Qui n’a jamais remarqué de quelle façon nous, les humains, à plus d’un égard savons inconsciemment ressembler à un animal ou à un autre ?


Ouvrons nos yeux… N’en existe-t-il pas, parmi nous, qui évoquent l’allure ou la façon d’être d’un lévrier, d’un bulldog, de quelque félin ou ruminant, d’un oiseau, d’une belette, d’une grenouille, d’un poisson ou encore même d’un insecte ?


Je vais vous faire une confidence… Moi-même, je me suis toujours vu en bearded- colley, vous savez, ces chiens de berger anglais barbus et aux longs poils qui ont un comportement de type ¨véhicule tout terrain¨…


Mais revenons à nos plantes et aux réflexions auxquelles celles-ci peuvent nous inviter car, vous vous en doutez, ce n’est pas tout-à-fait ¨pour rien¨ que je vous ai amenés dans leur direction.

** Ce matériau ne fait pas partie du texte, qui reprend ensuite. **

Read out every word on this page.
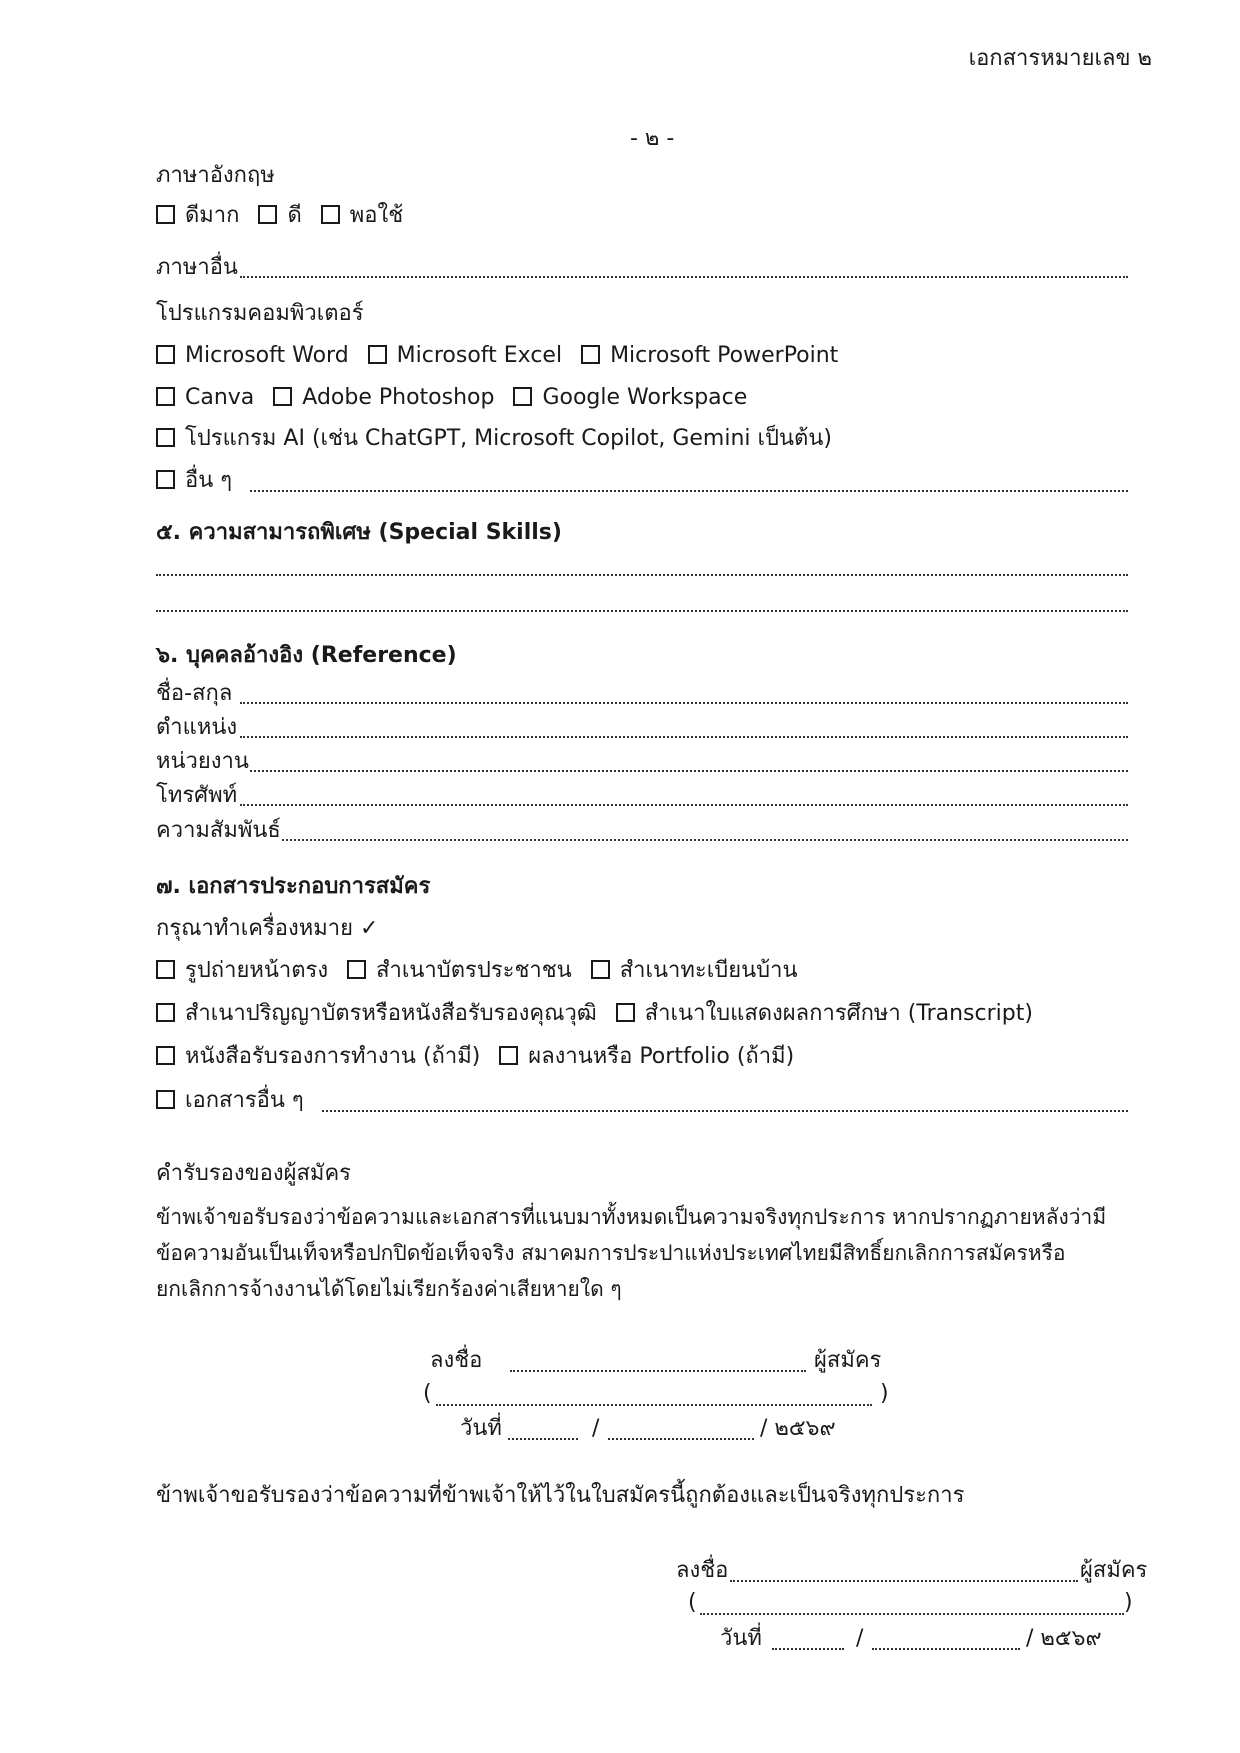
เอกสารหมายเลข ๒
- ๒ -
ภาษาอังกฤษ
ดีมาก ดี พอใช้
ภาษาอื่น
โปรแกรมคอมพิวเตอร์
Microsoft Word Microsoft Excel Microsoft PowerPoint
Canva Adobe Photoshop Google Workspace
โปรแกรม AI (เช่น ChatGPT, Microsoft Copilot, Gemini เป็นต้น)
อื่น ๆ
๕. ความสามารถพิเศษ (Special Skills)
๖. บุคคลอ้างอิง (Reference)
ชื่อ-สกุล
ตำแหน่ง
หน่วยงาน
โทรศัพท์
ความสัมพันธ์
๗. เอกสารประกอบการสมัคร
กรุณาทำเครื่องหมาย ✓
รูปถ่ายหน้าตรง สำเนาบัตรประชาชน สำเนาทะเบียนบ้าน
สำเนาปริญญาบัตรหรือหนังสือรับรองคุณวุฒิ สำเนาใบแสดงผลการศึกษา (Transcript)
หนังสือรับรองการทำงาน (ถ้ามี) ผลงานหรือ Portfolio (ถ้ามี)
เอกสารอื่น ๆ
คำรับรองของผู้สมัคร
ข้าพเจ้าขอรับรองว่าข้อความและเอกสารที่แนบมาทั้งหมดเป็นความจริงทุกประการ หากปรากฏภายหลังว่ามี
ข้อความอันเป็นเท็จหรือปกปิดข้อเท็จจริง สมาคมการประปาแห่งประเทศไทยมีสิทธิ์ยกเลิกการสมัครหรือ
ยกเลิกการจ้างงานได้โดยไม่เรียกร้องค่าเสียหายใด ๆ
ลงชื่อ	ผู้สมัคร
(	)
วันที่	/	/ ๒๕๖๙
ข้าพเจ้าขอรับรองว่าข้อความที่ข้าพเจ้าให้ไว้ในใบสมัครนี้ถูกต้องและเป็นจริงทุกประการ
ลงชื่อ	ผู้สมัคร
(	)
วันที่	/	/ ๒๕๖๙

En effet, je crois qu’il peut être intéressant de s’observer soi-même à travers attitudes et réactions tout en ayant à l’esprit les grands schémas archétypaux que le monde des plantes nous propose explicitement.


Pourquoi donc ne pas s’accorder quelques instants et se poser courageusement mais de façon amusée la question suivante :

« Si j’étais un végétal, que serais-je ? Un liseron ? Une pâquerette des prairies ? Une tulipe ? Un lilas ? À moins que ce ne soit un cactus… un pissenlit, un lierre ou un chèvrefeuille… Une rose ? Un peu facile… non ? »


Il y a mille et mille réponses possibles, bien sûr. Aucune herbe, aucune plante n’est mauvaise en elle-même car toutes sont issues de cette Force sacrée qu’on nomme la Vie… Il faut simplement qu’elle soit bien à sa place pour jouer pleinement son rôle.


Faites l’expérience de ce questionnement… La réponse, celle qui vous viendra, si elle est sincère peut devenir fort riche en enseignement… car mieux y voir clair à travers nos masques, mieux identifier nos faiblesses et nos forces, c’est se rapprocher de soi, là où nous attend davantage de paix.


L’intention d’un tel exercice n’est ni de s’accuser ni de se glorifier de quoi que ce soit. C’est en faisant l’effort de mieux se connaître que chacun peut espérer exprimer le meilleur de lui.


Se rapprocher d’une plus grande maîtrise de soi, c’est avancer vers toujours plus d’harmonie…

Une vérité qu’hélas on semble n’enseigner dans aucune école. Une vérité première par laquelle on pourrait faire que le monde – à commencer par celui qui est à la longueur de notre bras – soit un peu plus beau, un peu plus limpide… et qu’on y soit, nous aussi, à notre place.


Il paraît que nous en sommes tous les co-créateurs…


Alors, par les temps qui courent, ne croyez vous-vous pas que cela pourrait aider ?

C’est juste une idée, en passant… Une façon d’être moins végétatif à l’heure où tout bouge.